Young Software Engineer of the Year award won by Informatics graduate

Nicholas O'Shea with Eric Hogg, MD of Sopra Newell & Budge

The Young Software Engineer of the Year Award 2006 has been won by Nicholas O'Shea, a Computer Science graduate from the School of Informatics. This marks the fourth time in the last eight years that the award has been won by a University of Edinburgh student.

The Young Software Engineer of the Year award is given to the best undergraduate software project by a student studying computer science or software engineering in Scotland. The criteria for the award include the degree of innovation shown by the work; the standard of knowledge of research; quality of the engineering and presentation; and commercial or social relevance. The award consists of a cheque for £1,250, which this year was sponsored by Sopra Newell & Budge, together with the Rob Milne Memorial trophy provided by ScotlandIS. Nicholas O'Shea won the award for his project Elyjah: A security analyser for Java implementations of communications protocols supervised by Dr Stephen Gilmoree of the Laboratory for Foundations of Computer Science.

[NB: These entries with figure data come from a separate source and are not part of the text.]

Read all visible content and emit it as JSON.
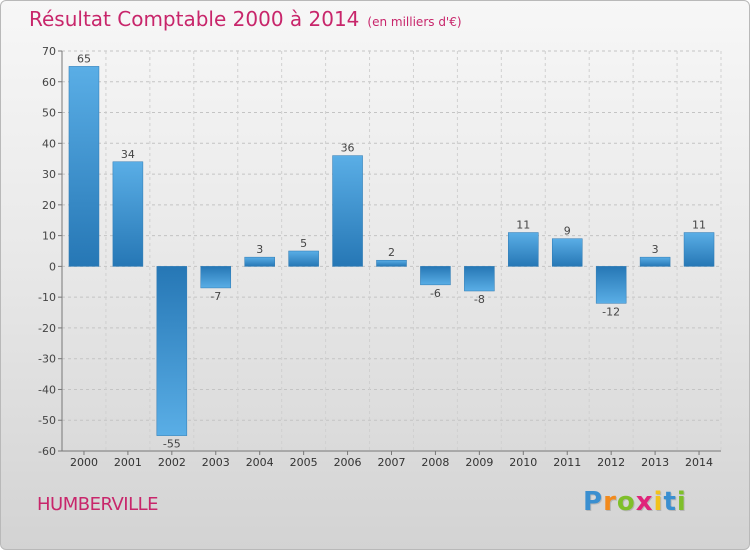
{
  "colors": {
    "title": "#c8266b",
    "bar_light": "#5aaee6",
    "bar_dark": "#2677b5"
  },
  "chart_data": {
    "type": "bar",
    "title": "Résultat Comptable 2000 à 2014",
    "subtitle": "(en milliers d'€)",
    "categories": [
      "2000",
      "2001",
      "2002",
      "2003",
      "2004",
      "2005",
      "2006",
      "2007",
      "2008",
      "2009",
      "2010",
      "2011",
      "2012",
      "2013",
      "2014"
    ],
    "values": [
      65,
      34,
      -55,
      -7,
      3,
      5,
      36,
      2,
      -6,
      -8,
      11,
      9,
      -12,
      3,
      11
    ],
    "yticks": [
      70,
      60,
      50,
      40,
      30,
      20,
      10,
      0,
      -10,
      -20,
      -30,
      -40,
      -50,
      -60
    ],
    "ylim": [
      -60,
      70
    ],
    "xlabel": "",
    "ylabel": "",
    "grid": "horizontal-dashed"
  },
  "footer": {
    "commune": "HUMBERVILLE",
    "brand_letters": [
      {
        "char": "P",
        "color": "#3a8fd0"
      },
      {
        "char": "r",
        "color": "#f28a1c"
      },
      {
        "char": "o",
        "color": "#7fbf2a"
      },
      {
        "char": "x",
        "color": "#e0237a"
      },
      {
        "char": "i",
        "color": "#f2c21c"
      },
      {
        "char": "t",
        "color": "#3a8fd0"
      },
      {
        "char": "i",
        "color": "#7fbf2a"
      }
    ]
  }
}
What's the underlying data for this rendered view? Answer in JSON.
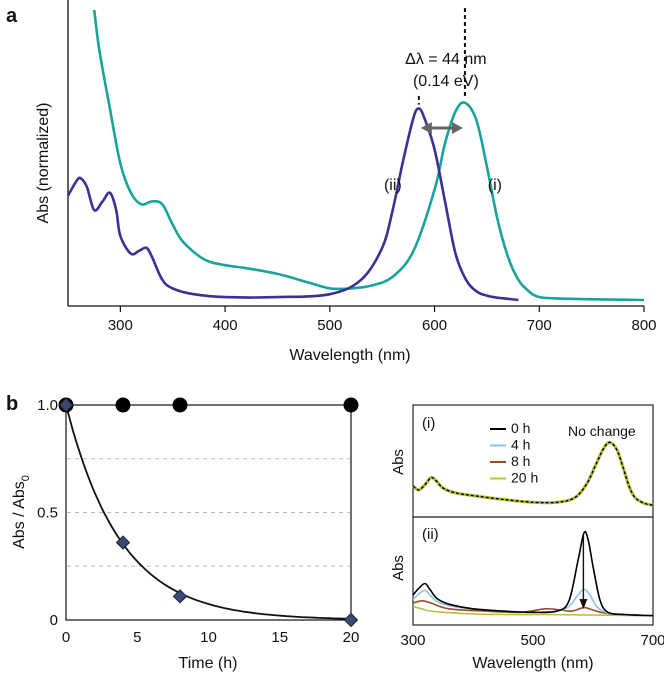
{
  "colors": {
    "i": "#1aa39a",
    "ii": "#3d2f94",
    "h0": "#000000",
    "h4": "#8ac6e6",
    "h8": "#9c4a25",
    "h20": "#b7c23a",
    "grid": "#bbbbbb"
  },
  "chart_data": [
    {
      "panel": "a",
      "type": "line",
      "xlabel": "Wavelength (nm)",
      "ylabel": "Abs (normalized)",
      "xlim": [
        250,
        800
      ],
      "ylim": [
        0,
        1.0
      ],
      "xticks": [
        300,
        400,
        500,
        600,
        700,
        800
      ],
      "annotation": {
        "line1": "Δλ = 44 nm",
        "line2": "(0.14 eV)",
        "from": 585,
        "to": 629
      },
      "series": [
        {
          "name": "(i)",
          "peak": 629,
          "x": [
            275,
            280,
            290,
            300,
            310,
            320,
            330,
            340,
            350,
            360,
            380,
            400,
            420,
            450,
            480,
            500,
            520,
            540,
            560,
            580,
            600,
            610,
            620,
            629,
            640,
            650,
            660,
            670,
            680,
            690,
            700,
            720,
            740,
            760,
            780,
            800
          ],
          "y": [
            1.0,
            0.86,
            0.66,
            0.47,
            0.37,
            0.33,
            0.34,
            0.33,
            0.26,
            0.2,
            0.14,
            0.12,
            0.11,
            0.09,
            0.06,
            0.04,
            0.04,
            0.05,
            0.08,
            0.17,
            0.38,
            0.54,
            0.65,
            0.68,
            0.62,
            0.46,
            0.28,
            0.15,
            0.07,
            0.03,
            0.01,
            0.005,
            0.003,
            0.002,
            0.001,
            0.0
          ]
        },
        {
          "name": "(ii)",
          "peak": 585,
          "x": [
            250,
            258,
            262,
            268,
            275,
            283,
            290,
            296,
            300,
            310,
            318,
            325,
            330,
            340,
            350,
            370,
            400,
            450,
            500,
            530,
            550,
            560,
            570,
            580,
            585,
            590,
            600,
            610,
            620,
            630,
            640,
            650,
            660,
            670,
            680
          ],
          "y": [
            0.36,
            0.41,
            0.42,
            0.39,
            0.31,
            0.34,
            0.37,
            0.31,
            0.22,
            0.16,
            0.17,
            0.18,
            0.15,
            0.07,
            0.04,
            0.02,
            0.01,
            0.01,
            0.02,
            0.07,
            0.18,
            0.31,
            0.48,
            0.63,
            0.66,
            0.63,
            0.52,
            0.34,
            0.16,
            0.07,
            0.03,
            0.015,
            0.008,
            0.004,
            0.0
          ]
        }
      ]
    },
    {
      "panel": "b",
      "type": "scatter",
      "xlabel": "Time (h)",
      "ylabel": "Abs / Abs",
      "ylabel_sub": "0",
      "xlim": [
        0,
        20
      ],
      "ylim": [
        0,
        1.0
      ],
      "xticks": [
        0,
        5,
        10,
        15,
        20
      ],
      "yticks": [
        0,
        0.5,
        1.0
      ],
      "ytick_labels": [
        "0",
        "0.5",
        "1.0"
      ],
      "gridlines_y": [
        0.25,
        0.5,
        0.75
      ],
      "series": [
        {
          "name": "(i)",
          "marker": "circle",
          "x": [
            0,
            4,
            8,
            20
          ],
          "y": [
            1.0,
            1.0,
            1.0,
            1.0
          ]
        },
        {
          "name": "(ii)",
          "marker": "diamond",
          "x": [
            0,
            4,
            8,
            20
          ],
          "y": [
            1.0,
            0.36,
            0.11,
            0.0
          ]
        },
        {
          "name": "(ii) fit",
          "type": "exponential decay",
          "y0": 1.0,
          "k": 0.26
        }
      ]
    },
    {
      "panel": "b-inset",
      "type": "line",
      "xlabel": "Wavelength (nm)",
      "ylabel": "Abs",
      "xlim": [
        300,
        700
      ],
      "xticks": [
        300,
        500,
        700
      ],
      "top_label": "(i)",
      "bottom_label": "(ii)",
      "note": "No change",
      "legend": [
        "0 h",
        "4 h",
        "8 h",
        "20 h"
      ]
    }
  ]
}
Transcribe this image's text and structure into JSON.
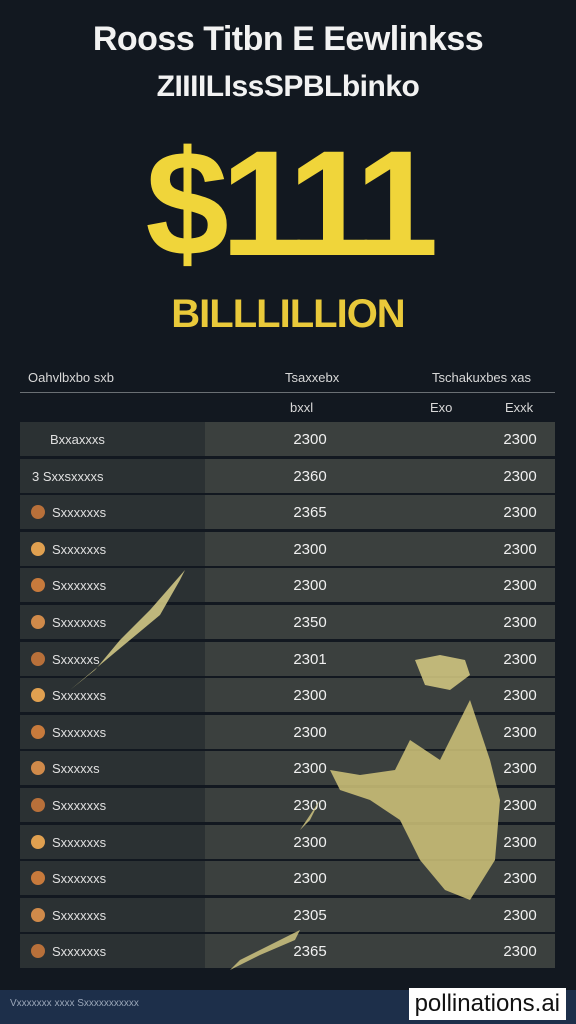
{
  "header": {
    "title_lines": [
      "Rooss Titbn E Eewlinkss",
      "ZIIIILIssSPBLbinko"
    ]
  },
  "headline": {
    "amount": "$111",
    "unit": "BILLLILLION"
  },
  "table": {
    "columns": [
      "Oahvlbxbo sxb",
      "Tsaxxebx",
      "Tschakuxbes xas"
    ],
    "subheaders": [
      "bxxl",
      "Exo",
      "Exxk"
    ],
    "rows": [
      [
        "Bxxaxxxs",
        "2300",
        "2300"
      ],
      [
        "3 Sxxsxxxxs",
        "2360",
        "2300"
      ],
      [
        "Sxxxxxxs",
        "2365",
        "2300"
      ],
      [
        "Sxxxxxxs",
        "2300",
        "2300"
      ],
      [
        "Sxxxxxxs",
        "2300",
        "2300"
      ],
      [
        "Sxxxxxxs",
        "2350",
        "2300"
      ],
      [
        "Sxxxxxs",
        "2301",
        "2300"
      ],
      [
        "Sxxxxxxs",
        "2300",
        "2300"
      ],
      [
        "Sxxxxxxs",
        "2300",
        "2300"
      ],
      [
        "Sxxxxxs",
        "2300",
        "2300"
      ],
      [
        "Sxxxxxxs",
        "2300",
        "2300"
      ],
      [
        "Sxxxxxxs",
        "2300",
        "2300"
      ],
      [
        "Sxxxxxxs",
        "2300",
        "2300"
      ],
      [
        "Sxxxxxxs",
        "2305",
        "2300"
      ],
      [
        "Sxxxxxxs",
        "2365",
        "2300"
      ]
    ]
  },
  "footer": {
    "caption": "Vxxxxxxx xxxx Sxxxxxxxxxxx",
    "watermark": "pollinations.ai"
  }
}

Secure implementations of communications protocols are needed to protect computer-based transactions against attack. Security analysers are applied to protocols to protect the privacy of users and to safeguard against computer-based crimes such as identity theft and credit card fraud. The need for such analysis arises because secure computer communications protocols are complex and subtle. They have proven difficult both to design and to implement with exploitable errors in protocols going undetected for years before being used to malicious ends in computer crime. The Elyjah security analyser allows developers to check their implementation work quickly and efficiently by using static analysis to consider all possible paths through a program. In this way, Elyjah safeguards against security flaws in protocols which the implementors have not themselves considered, as well as checking the ones which they have tried to address.

Static analysis combines the best features of other formal approaches to the problem. First, the method applies to all possible attacks which a standard network attacker can apply and so it is as general as theorem proving. Second, the method generates informative counter-examples showing where the problems occur and so it is as useful as model checking. Additionally, static analysis is computationally inexpensive so inexpensive hardware can be used to prove security properties of complex real-world communication protocols, and to discover previously-unknown flaws in them.

The safety and reliability of networked software applications becomes a highly significant matter as such systems play an ever-increasing role in society and public life. The security analysis needed to provide strong guarantees of resistence against attack is both too detailed and too arduous to be undertaken by hand and so tools such as the Elyjah security analyser play a crucial role in designing and evaluating the networked computing applications of today and tomorrow.